A week later, Sen. Bayh backed up his words with action and signed on as a co-sponsor of the Fair Elections Now Act (S. 752), legislation sponsored by Sen. Dick Durbin and that would end the campaign money chase and make our politicians accountable solely to voters, and not big campaign donors. Companion legislation in the House, H.R. 1826, is sponsored by Rep. John Larson (D-Conn.) and Walter Jones (R-N.C.).
Under Fair Elections, candidates for Congress can opt into a system that blends limited public funds with a four-to-one match on small donations of $100 or less.
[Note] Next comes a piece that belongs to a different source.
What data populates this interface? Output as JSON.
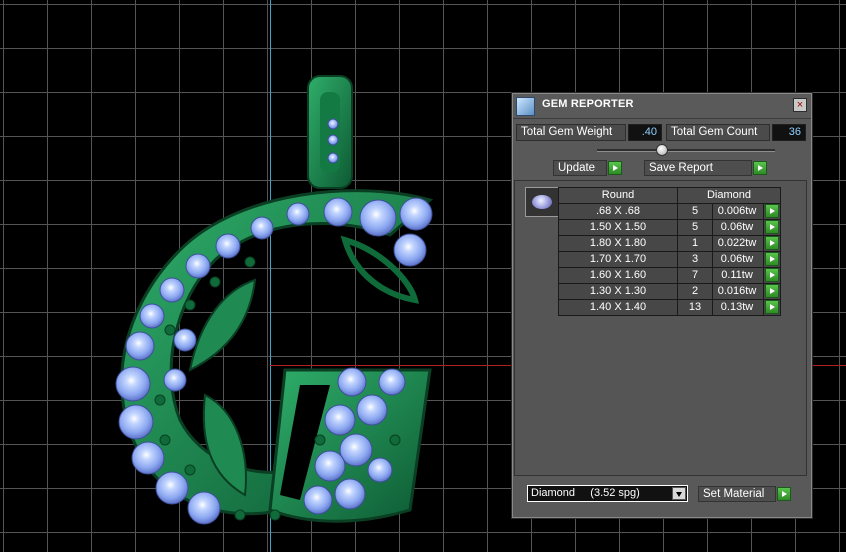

This bill empowers grassroots campaigns and gives candidates the option to run highly competitive races without relying on wealthy special interests.
A broad group of seven national reform organizations said in a statement, “America needs its elected representatives to turn their sights to our nation’s many challenges, and not be worried about the next fundraising opportunity or big donor to court. Sen. Bayh’s commitment to spend his final year in the Senate working to advance this legislation is critical as we work with other members of Congress to fix our broken political system.”
Support for Fair Elections is Growing
The Fair Elections Now Act is supported by a broad bipartisan group of 140 members of the U.S. House, including 54 percent of the Congressional Black Caucus, 71 percent of House freshman, and 65 percent of Democratic women. And away from Capitol Hill, the pressure for Congress to act is growing.
Eighty percent of Americans are opposed to the Roberts Court Citizens United decision, according to a recent Washington Post/ABC News poll. According to polling conducted by Change Congress, Common Cause, and Public Campaign Action Fund, nearly 80 percent of likely voters believe that members of Congress are “controlled” by special interests, and 62 percent support the Fair Elections Now Act.
Until we fix the way campaigns are financed, we’ll continue to see PMA-like scandals where well-heeled donors give, and Congress pays them back in return rates that make the most attractive investments look like penny stocks. Voters’ faith in our politicians is already at an all time low and stories like these are only dragging faith in our democracy even lower. If Congress is serious about draining the swamp in Washington, they must pass the Fair Elections Now Act.